Evan Price knows Bethany's grandfather better than she does, so when she shows up to care for him after the heart attack, he is understandably resistant to the intrusion. After all, she hadn't been to visit the man in the entire five years Evan had lived and worked with him. Now she waltzes in with her designer clothes and fancy car, thinking she can make up for years of silence. He is certain she has no concern for anyone but herself. Anyone who can leave her family and best friends without so much as a word has to be a horrible person. So why does he find himself mysteriously drawn to her?

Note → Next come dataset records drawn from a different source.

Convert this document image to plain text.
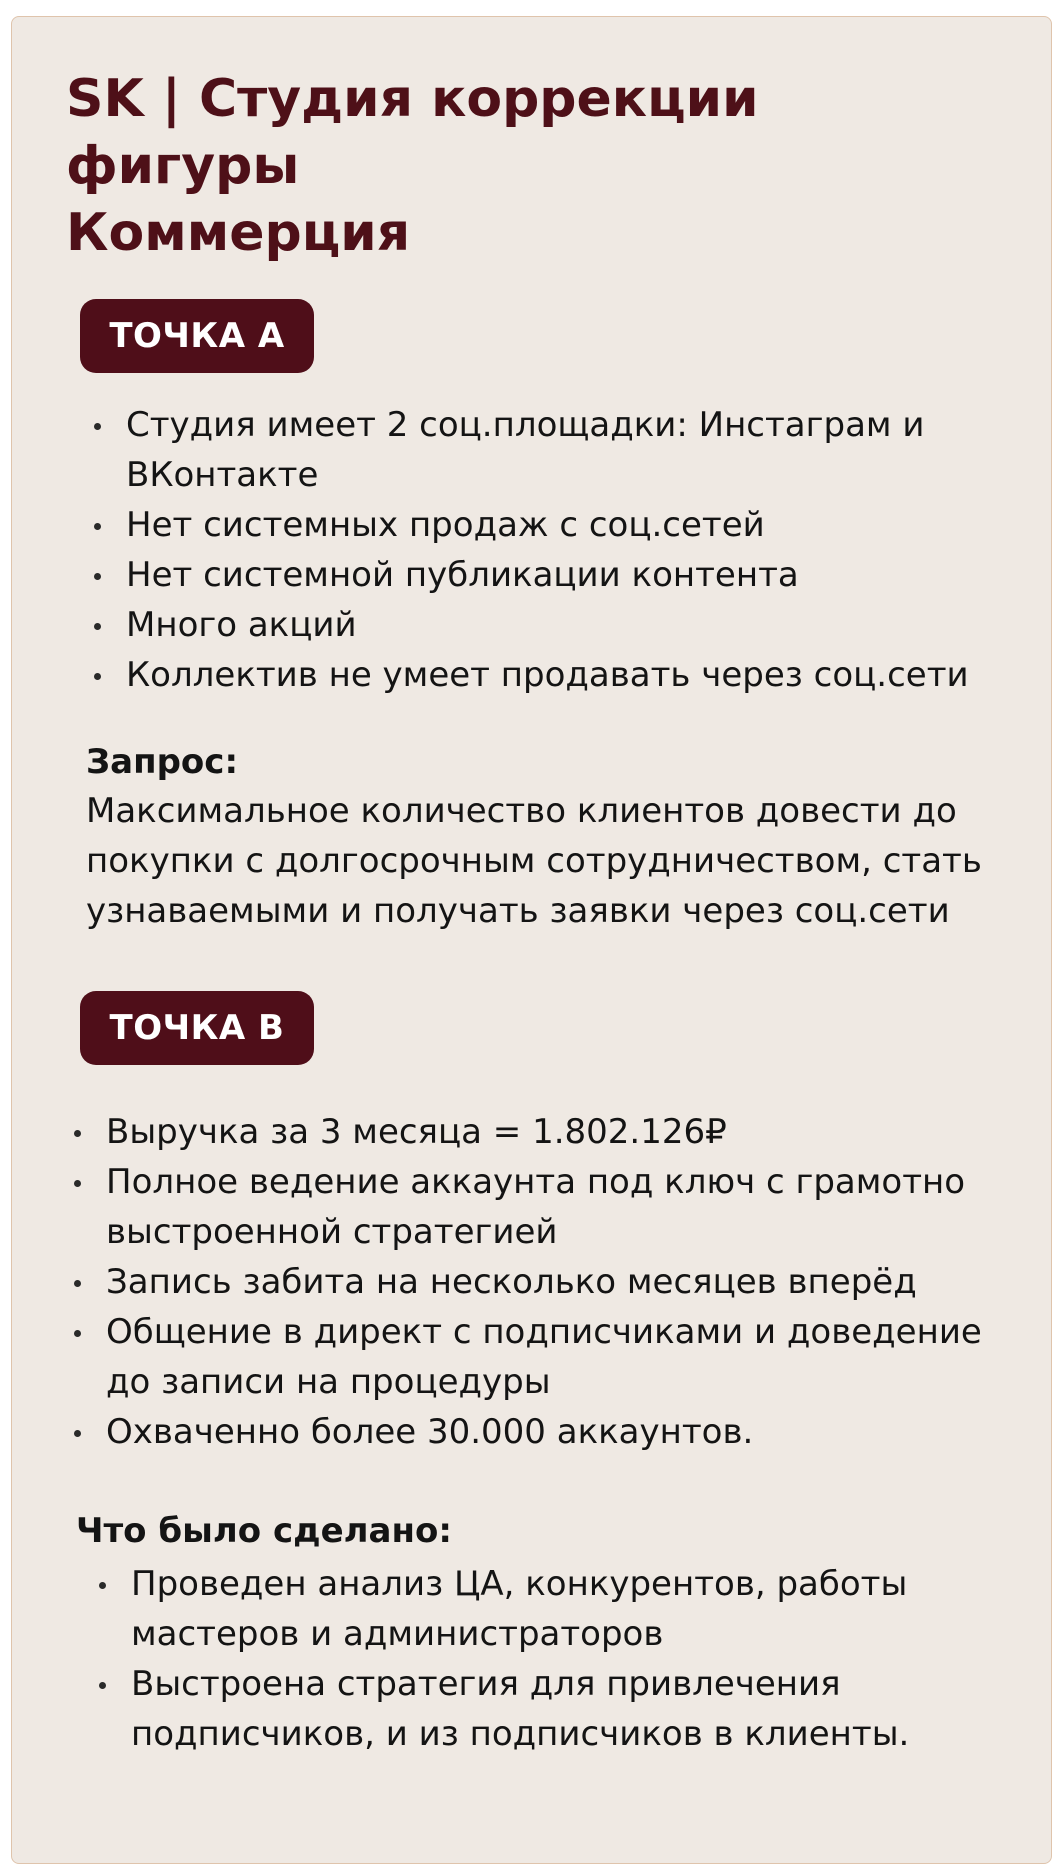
SK | Студия коррекции
фигуры
Коммерция
ТОЧКА А
Студия имеет 2 соц.площадки: Инстаграм и ВКонтакте
Нет системных продаж с соц.сетей
Нет системной публикации контента
Много акций
Коллектив не умеет продавать через соц.сети
Запрос:
Максимальное количество клиентов довести до
покупки с долгосрочным сотрудничеством, стать
узнаваемыми и получать заявки через соц.сети
ТОЧКА В
Выручка за 3 месяца = 1.802.126₽
Полное ведение аккаунта под ключ с грамотно выстроенной стратегией
Запись забита на несколько месяцев вперёд
Общение в директ с подписчиками и доведение до записи на процедуры
Охваченно более 30.000 аккаунтов.
Что было сделано:
Проведен анализ ЦА, конкурентов, работы мастеров и администраторов
Выстроена стратегия для привлечения подписчиков, и из подписчиков в клиенты.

I love the way the author wove this story from start to finish, including powerful and inspirational themes that carry a message of freedom and renewal. Even though it seemed like tragedy was following tragedy for each of the three main characters, the way every one of those tragedies came together to draw each of the characters to where God wanted them to be demonstrated how God can work everything out for his perfect purpose. What was awesome was that it didn't seem overly preachy, but more as a natural proof of how He draws us to himself, even in the midst of pain we think will never end. Like the way abundant wildflowers follow the harshest winter. Love that.
The characters were true-to-life in the way they reacted and handled themselves when faced with all their personal trials, which made the development of the relationships among them progress in a way that made perfect sense. Bethany's buried anger and bitterness over her father's death and the way her mother handled it, Evan's loss of his brother and the impending loss of his dream life as a farmer, and the sudden death of Robin Price's husband, leaving her to deal with life and a new pregnancy all alone.
This is a clean and inspirational story that deals with death, grief, faith, renewal, and love. It's a well developed plot with real conflicts that deal with the human condition. If you're in the mood for a light read, this wouldn't be a good choice for you. But if you are looking for something meaningful and moving, Wildflowers from Winter is definitely worthy of a good look.